Ratings5
Average rating4.2
A brief, lovely, vaguely horrifying overview of how endemic “bad statistics” is. This is mostly pitched to the statistics practitioner - and especially one coming from academia. In other words, this would've been catnip to me like ~5 years ago. But, for now, having already cleansed myself in the work of Data Colada, Gelman and Ioannidis, much of this was old hat.
Yes, people over-rely on and misinterpret p-values.
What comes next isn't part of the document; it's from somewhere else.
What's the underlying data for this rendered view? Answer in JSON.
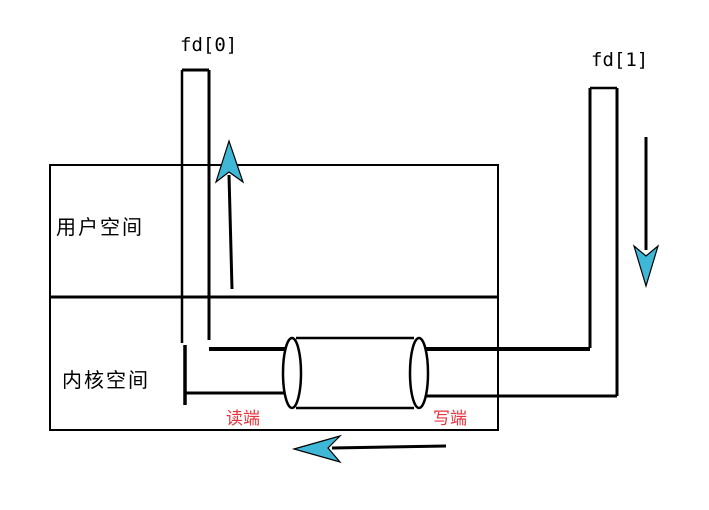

Yes, people “double-dip” and torture/exhaust their data, hunt for statistically significant results (green jelly beans!) with multiple comparisons, put negative or non-results in the “filing cabinet” and suffer from the “winner's curse” (where randomly large results are more likely to hit the p-value bingo and thus get reported, leading to an upward bias). In fact, EVERYTHING leads to an upward bias in results - as Ioannidis said, most research findings are probably false. Or, at least, not as big and positive as we so believe.
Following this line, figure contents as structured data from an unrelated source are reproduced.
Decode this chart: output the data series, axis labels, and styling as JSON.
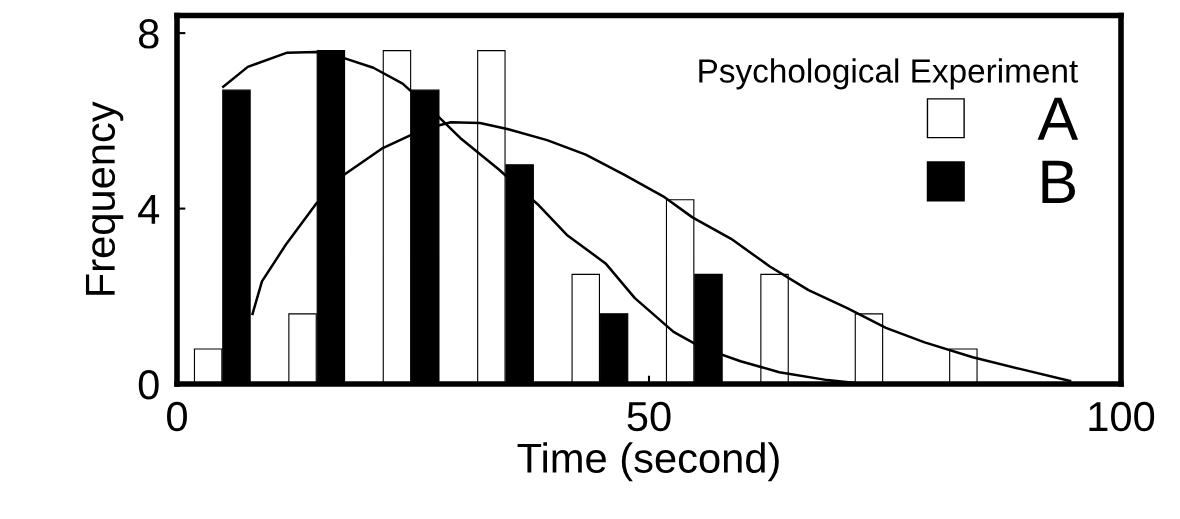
{
  "chart_data": {
    "type": "bar",
    "xlabel": "Time (second)",
    "ylabel": "Frequency",
    "legend_title": "Psychological Experiment",
    "xlim": [
      0,
      100
    ],
    "xticks": [
      0,
      50,
      100
    ],
    "ylim": [
      0,
      8.4
    ],
    "yticks": [
      0,
      4,
      8
    ],
    "legend": "top right",
    "grid": false,
    "series": [
      {
        "name": "A",
        "color": "#ffffff",
        "x": [
          3.3,
          13.3,
          23.3,
          33.3,
          43.3,
          53.3,
          63.3,
          73.3,
          83.3
        ],
        "values": [
          0.8,
          1.6,
          7.6,
          7.6,
          2.5,
          4.2,
          2.5,
          1.6,
          0.8
        ]
      },
      {
        "name": "B",
        "color": "#000000",
        "x": [
          6.3,
          16.3,
          26.3,
          36.3,
          46.3,
          56.3
        ],
        "values": [
          6.7,
          7.6,
          6.7,
          5.0,
          1.6,
          2.5
        ]
      },
      {
        "type": "line",
        "color": "#000000",
        "x": [
          8.0,
          9,
          11.6,
          14.7,
          17.7,
          21.8,
          25.9,
          29,
          32.1,
          35.1,
          39.2,
          43.3,
          47.4,
          51.5,
          54.6,
          58.7,
          62.8,
          66.9,
          71,
          75.1,
          79.2,
          84.3,
          89.4,
          94.6
        ],
        "values": [
          1.6,
          2.34,
          3.2,
          4.1,
          4.77,
          5.38,
          5.79,
          5.97,
          5.95,
          5.81,
          5.56,
          5.23,
          4.77,
          4.28,
          3.8,
          3.31,
          2.68,
          2.14,
          1.73,
          1.28,
          0.95,
          0.61,
          0.34,
          0.07
        ]
      },
      {
        "type": "line",
        "color": "#000000",
        "x": [
          4.9,
          7.5,
          11.6,
          14.7,
          17.7,
          20.8,
          23.9,
          26.9,
          30,
          34.1,
          38.2,
          41.3,
          45.4,
          48.5,
          52.6,
          55.6,
          59.7,
          63.8,
          68.9,
          72
        ],
        "values": [
          6.78,
          7.23,
          7.55,
          7.57,
          7.43,
          7.21,
          6.85,
          6.26,
          5.61,
          4.89,
          4.1,
          3.4,
          2.75,
          1.96,
          1.19,
          0.83,
          0.52,
          0.27,
          0.09,
          0.02
        ]
      }
    ]
  }
}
I thought this would have a bit more practical stuff, a bit more Bayes (BAYES), and a bit of a wider scope. The last sections, on the perverse incentive structures of academia (pre-analysis plans that no one really signs up for; journals that reward “winner's cursey” BIG, POSITIVE results, p-hacking), were definitely interesting and got my fist shaking. But I'm not in that world anymore, and so I'm kinda like, “oh well, dudes”. I mean, there is a LOT wrong with academia's incentive structures, and, yes, they definitely corrupt the pure Science, but what about practitioners in industry? Oh well.